This falls under the category of "Things I should have been doing for years but now that I've figured it out, I'll just have to do them henceforth."
I never used to clarify my broths before canning, because I thought it would take a lot of extra time. Turns out, it's super easy, and well worth the effort.
I made chicken broth this weekend, because that's what we do when it's 100° outside, right? Steam up the house? Logical for mid-August, surely. I was given a rooster, and the pantry has been bereft of chicken broth for months, so I loaded up a roaster and had at it.
Roo, roasted onions, celery, a carrot, couple tablespoons of salt and apple cider vinegar, all topped off with water and set at 220° for about 20 hours.
Broth nights are when I wake up at 3:00 AM from dreams of chicken noodle soup. It smells great.
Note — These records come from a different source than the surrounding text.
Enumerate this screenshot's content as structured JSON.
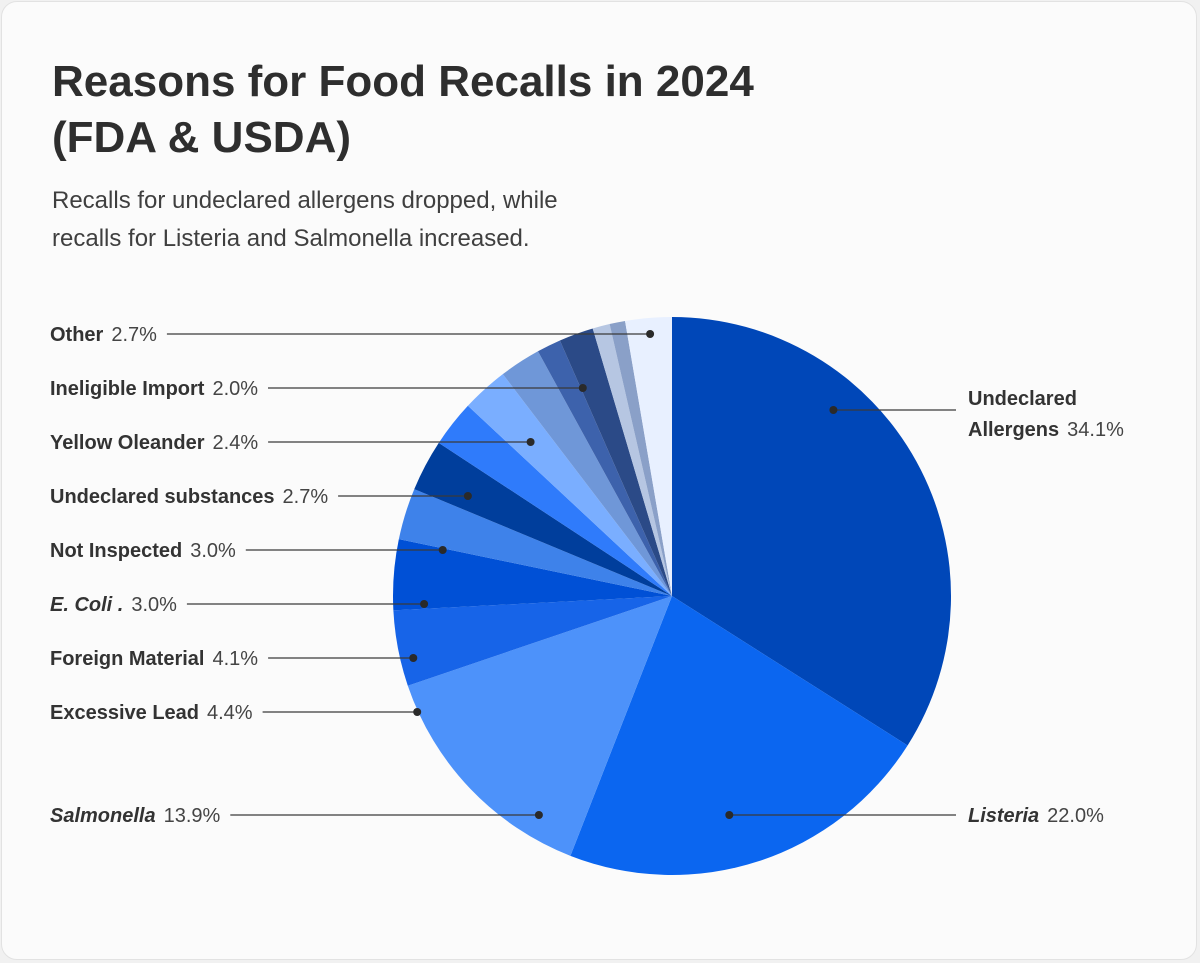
{
  "header": {
    "title_line1": "Reasons for Food Recalls in 2024",
    "title_line2": "(FDA & USDA)",
    "subtitle_line1": "Recalls for undeclared allergens dropped, while",
    "subtitle_line2": "recalls for Listeria and Salmonella increased."
  },
  "chart_data": {
    "type": "pie",
    "title": "Reasons for Food Recalls in 2024 (FDA & USDA)",
    "subtitle": "Recalls for undeclared allergens dropped, while recalls for Listeria and Salmonella increased.",
    "slices": [
      {
        "label": "Undeclared Allergens",
        "value": 34.1,
        "display": "34.1%",
        "color": "#0047b8",
        "italic": false
      },
      {
        "label": "Listeria",
        "value": 22.0,
        "display": "22.0%",
        "color": "#0b66f0",
        "italic": true
      },
      {
        "label": "Salmonella",
        "value": 13.9,
        "display": "13.9%",
        "color": "#4d92fa",
        "italic": true
      },
      {
        "label": "Excessive Lead",
        "value": 4.4,
        "display": "4.4%",
        "color": "#1764e8",
        "italic": false
      },
      {
        "label": "Foreign Material",
        "value": 4.1,
        "display": "4.1%",
        "color": "#0050d6",
        "italic": false
      },
      {
        "label": "E. Coli .",
        "value": 3.0,
        "display": "3.0%",
        "color": "#3e82ea",
        "italic": true
      },
      {
        "label": "Not Inspected",
        "value": 3.0,
        "display": "3.0%",
        "color": "#003e9c",
        "italic": false
      },
      {
        "label": "Undeclared substances",
        "value": 2.7,
        "display": "2.7%",
        "color": "#2f7bfb",
        "italic": false
      },
      {
        "label": "",
        "value": 2.7,
        "display": "",
        "color": "#7aaeff",
        "italic": false
      },
      {
        "label": "Yellow Oleander",
        "value": 2.4,
        "display": "2.4%",
        "color": "#6f97d8",
        "italic": false
      },
      {
        "label": "",
        "value": 1.4,
        "display": "",
        "color": "#3d62ac",
        "italic": false
      },
      {
        "label": "Ineligible Import",
        "value": 2.0,
        "display": "2.0%",
        "color": "#2b4a87",
        "italic": false
      },
      {
        "label": "",
        "value": 1.0,
        "display": "",
        "color": "#b6c6e2",
        "italic": false
      },
      {
        "label": "",
        "value": 0.9,
        "display": "",
        "color": "#8aa0c8",
        "italic": false
      },
      {
        "label": "Other",
        "value": 2.7,
        "display": "2.7%",
        "color": "#e8f0ff",
        "italic": false
      }
    ],
    "start_angle": "12 o'clock",
    "direction": "clockwise",
    "labels": "outside with leader lines",
    "legend": "none"
  }
}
Next morning, ready to stir.
The worse it looks, the better it is. Here, we're ready to start straining it.
After straining through a flour sack towel:
Thus far, no change to my usual routine. But then, I took three egg whites and blended them up with some water, and stirred it into the boiling broth. It looked like a nuclear bomb had gone off:
I turned off the burner and let it set five minutes, and we ran it back through a flour sack towel again, into a pot set in ice water, then moved it into a dispenser for getting it into jars:
It's beautiful! No cloudiness, and almost completely defatted as well!
Normally we move it into the dispenser in order to separate the fat from the broth, but that step was really unnecessary this time. I'll have to check again when I make beef broth, but if clarifying removes the fat this well, then that alone makes it a time saver. I've always had to cool it down to 120° or so, to avoid breaking my dispenser, and then of course heat it back up in the canner.
Before canning:
Most of it went into the pressure canner at 10 pounds for 25 minutes.
After canning:
Everything sealed. It looks fantastic. I tasted some that we reserved for cooking this week - a touch heavy on the celery, but a very nice broth. I was worried that clarifying would take away flavor, but my fears were unfounded.
Sometimes it just takes having another someone ask you, "Do you clarify your broth?" to finally get action. Other people have asked me this over the years, and I think it was just that this time I had time to look it up and do it.
Also, it was much easier experimenting with a "small" two-gallon batch than the usual 7-10 gallon extravaganza!
Never too late to learn a new trick!